Friday, January 15, 2010
It's not that there's nothing to say. Quite to the contrary, actually. I think I'm so overwhelmed with the things in my life right now that I'm having a hard time narrowing it down. I'm also having a hard time wanting to think about it long enough to type it out. All I want is some quality me time to relax and destress.
After losing my job and then getting it back, I never feel like I can complain about my job. As a teacher, I always feel like I have to preface a complaint with "I love my job, but..." Why is it that people automatically assume a vent or a complaint would only come if you hated your job or weren't grateful for the fact that you have one in the first place? I actually had a parent yell that at me this year - "You should just be thankful you have a job!" I told her that I am, and that I give thanks everyday, but that doesn't change the facts.
And the facts are
- I haven't left school before 4 oclock in ages. Even today, when I planned on leaving right at 3, the end of our contract hours, I was stuck. An incident during 7th period required that I write a referral, and the first chance I had was after school.

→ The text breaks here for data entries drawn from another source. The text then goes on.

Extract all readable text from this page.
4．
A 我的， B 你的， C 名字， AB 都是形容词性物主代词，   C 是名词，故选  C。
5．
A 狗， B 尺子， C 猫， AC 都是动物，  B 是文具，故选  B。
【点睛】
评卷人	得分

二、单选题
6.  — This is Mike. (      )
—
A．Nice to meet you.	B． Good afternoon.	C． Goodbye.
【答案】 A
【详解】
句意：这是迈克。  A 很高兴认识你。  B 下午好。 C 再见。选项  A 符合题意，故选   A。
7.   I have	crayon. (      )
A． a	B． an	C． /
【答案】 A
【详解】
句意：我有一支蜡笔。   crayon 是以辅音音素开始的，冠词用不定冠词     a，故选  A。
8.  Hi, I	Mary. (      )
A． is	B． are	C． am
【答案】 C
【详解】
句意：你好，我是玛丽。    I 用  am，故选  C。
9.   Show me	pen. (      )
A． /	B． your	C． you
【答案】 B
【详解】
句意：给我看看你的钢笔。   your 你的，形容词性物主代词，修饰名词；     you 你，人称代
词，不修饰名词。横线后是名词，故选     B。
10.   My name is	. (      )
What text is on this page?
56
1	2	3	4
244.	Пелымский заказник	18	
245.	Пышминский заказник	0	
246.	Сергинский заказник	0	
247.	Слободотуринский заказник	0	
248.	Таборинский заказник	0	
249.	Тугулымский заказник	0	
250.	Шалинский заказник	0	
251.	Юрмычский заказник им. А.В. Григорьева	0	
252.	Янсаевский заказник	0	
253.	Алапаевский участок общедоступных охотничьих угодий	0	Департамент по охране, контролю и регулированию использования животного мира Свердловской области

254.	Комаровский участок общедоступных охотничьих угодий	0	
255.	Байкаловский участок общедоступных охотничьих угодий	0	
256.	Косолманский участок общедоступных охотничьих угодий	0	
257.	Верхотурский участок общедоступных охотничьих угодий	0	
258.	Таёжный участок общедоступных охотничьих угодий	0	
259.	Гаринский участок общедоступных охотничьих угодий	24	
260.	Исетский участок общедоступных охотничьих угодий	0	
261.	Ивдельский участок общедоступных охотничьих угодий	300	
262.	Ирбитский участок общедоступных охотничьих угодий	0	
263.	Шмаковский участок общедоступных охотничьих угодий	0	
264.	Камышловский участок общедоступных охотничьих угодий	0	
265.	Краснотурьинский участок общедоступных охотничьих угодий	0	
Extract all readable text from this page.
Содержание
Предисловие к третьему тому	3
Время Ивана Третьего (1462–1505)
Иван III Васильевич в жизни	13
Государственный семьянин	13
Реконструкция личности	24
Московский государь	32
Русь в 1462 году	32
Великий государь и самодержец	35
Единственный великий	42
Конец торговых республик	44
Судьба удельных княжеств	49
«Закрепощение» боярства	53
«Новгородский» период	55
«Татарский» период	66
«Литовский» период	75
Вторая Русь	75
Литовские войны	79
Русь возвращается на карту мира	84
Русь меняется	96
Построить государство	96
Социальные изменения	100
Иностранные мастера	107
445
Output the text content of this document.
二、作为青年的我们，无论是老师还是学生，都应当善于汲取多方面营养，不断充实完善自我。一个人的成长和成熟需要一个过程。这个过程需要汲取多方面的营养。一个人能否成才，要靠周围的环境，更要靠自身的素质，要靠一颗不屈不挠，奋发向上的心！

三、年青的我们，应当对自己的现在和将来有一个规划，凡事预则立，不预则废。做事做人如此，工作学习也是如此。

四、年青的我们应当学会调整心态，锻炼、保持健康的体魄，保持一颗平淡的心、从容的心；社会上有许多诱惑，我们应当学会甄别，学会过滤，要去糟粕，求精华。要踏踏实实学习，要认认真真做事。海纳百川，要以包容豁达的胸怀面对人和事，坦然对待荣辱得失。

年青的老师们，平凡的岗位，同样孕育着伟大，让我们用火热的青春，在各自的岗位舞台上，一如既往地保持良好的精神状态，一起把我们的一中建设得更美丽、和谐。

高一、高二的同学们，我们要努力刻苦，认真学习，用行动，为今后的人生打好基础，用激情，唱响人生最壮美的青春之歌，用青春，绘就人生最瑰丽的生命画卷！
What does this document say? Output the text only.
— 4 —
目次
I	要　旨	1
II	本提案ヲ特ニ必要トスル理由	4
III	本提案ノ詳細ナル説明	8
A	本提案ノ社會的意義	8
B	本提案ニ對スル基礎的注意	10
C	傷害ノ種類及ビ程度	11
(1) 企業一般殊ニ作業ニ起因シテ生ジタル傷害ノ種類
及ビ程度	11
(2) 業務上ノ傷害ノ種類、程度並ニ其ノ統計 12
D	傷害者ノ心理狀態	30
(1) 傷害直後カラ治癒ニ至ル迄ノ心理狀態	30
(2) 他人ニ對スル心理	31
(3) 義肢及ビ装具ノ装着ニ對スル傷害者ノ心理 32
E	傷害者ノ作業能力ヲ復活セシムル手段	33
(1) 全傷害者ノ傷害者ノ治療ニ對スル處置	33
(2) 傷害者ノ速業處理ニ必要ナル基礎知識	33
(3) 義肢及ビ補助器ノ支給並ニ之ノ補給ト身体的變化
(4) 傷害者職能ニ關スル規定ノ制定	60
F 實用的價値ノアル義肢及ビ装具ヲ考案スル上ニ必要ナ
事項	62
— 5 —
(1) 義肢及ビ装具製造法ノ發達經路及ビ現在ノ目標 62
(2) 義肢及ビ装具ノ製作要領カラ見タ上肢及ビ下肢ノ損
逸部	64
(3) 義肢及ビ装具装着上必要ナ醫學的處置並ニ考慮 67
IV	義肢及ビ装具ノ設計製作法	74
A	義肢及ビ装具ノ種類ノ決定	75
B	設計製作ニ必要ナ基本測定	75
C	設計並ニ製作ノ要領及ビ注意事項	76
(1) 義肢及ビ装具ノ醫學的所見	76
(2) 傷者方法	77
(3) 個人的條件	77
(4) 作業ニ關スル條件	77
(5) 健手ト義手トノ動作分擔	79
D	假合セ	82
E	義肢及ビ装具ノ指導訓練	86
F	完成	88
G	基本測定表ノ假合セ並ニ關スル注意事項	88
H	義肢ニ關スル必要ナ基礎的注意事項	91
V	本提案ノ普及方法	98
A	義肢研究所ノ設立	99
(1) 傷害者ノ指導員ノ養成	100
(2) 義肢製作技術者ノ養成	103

- I have been forced to get to school early in an attempt to get a crack at the copy machine. It doesn't always work.
- I work through my lunch most days. Rarely do I have the luxury of being able to sit back and read a book or do something for me and relax during my lunch. Instead, I generally eat while I stand at the copy machine or try not to slop spaghetti sauce on the papers I'm grading.
- My smallest class right now is 33. My largest is 42. Overall, I teach 232 students, approximately 25% of our student population. Unbelievably, this is a slight decrease from the beginning of the year.
- Think 232 students is no big deal? Try this on for size - it took me 3 hours to grade a 10 point quiz.
- My average class size is 38.67 students (and no, I have not yet met that 2/3 kid!).
- Because of class sizes, I can give each student approximately 1.18 minutes of personalized attention each class period.
Those are the facts. I do love my job, truly. I love the students I work with, I love the relationships I've built with so many of my kids. I love that, while they may hate my class, we can still have a positive relationship as people, and that I can influence their lives in even the smallest of ways. I love that my students feel comfortable confiding in me, asking for my advice, and that they know I care about them and only want the best for them.
That said, I wish there were fewer of them. They need so much, and I can only give to a certain extent before I'm worn out. When I taught 130, it was ok. I gave, but it wasn't detrimental. Now I feel as though my job is sapping my strength. Changing the way I do my job is not an option. When I do so, I feel fake and phony. I don't like the teacher I become when I try to become business as usual. I have always been a Gestalt teacher, worried with the whole of the person rather than the one subject I teach. I couldn't care less if my students like theatre, as long as they learned to be decent human beings, responsible citizens of the world. But I am finding that trying to be that for 232 is so taxing.
I find myself with a choice - stay true to what I believe of education, delivering what my students need and feeling fulfilled yet broken, or become an educator who simply teaches the subject and then goes home and lives her life, filling a job but unable to escape the nagging feeling that I should be, could be, doing more.
Honestly, there is no choice. I was not called into this profession to make money and have summers off and be carefree. I was called to help my students, to guide them and shape them, to make a difference in the future of our world. And so, I will continue to stress and worry, and I will continue to work toward making our school system better, not so that my so-called cushy job becomes cushier, but so that my students can have the best chance possible.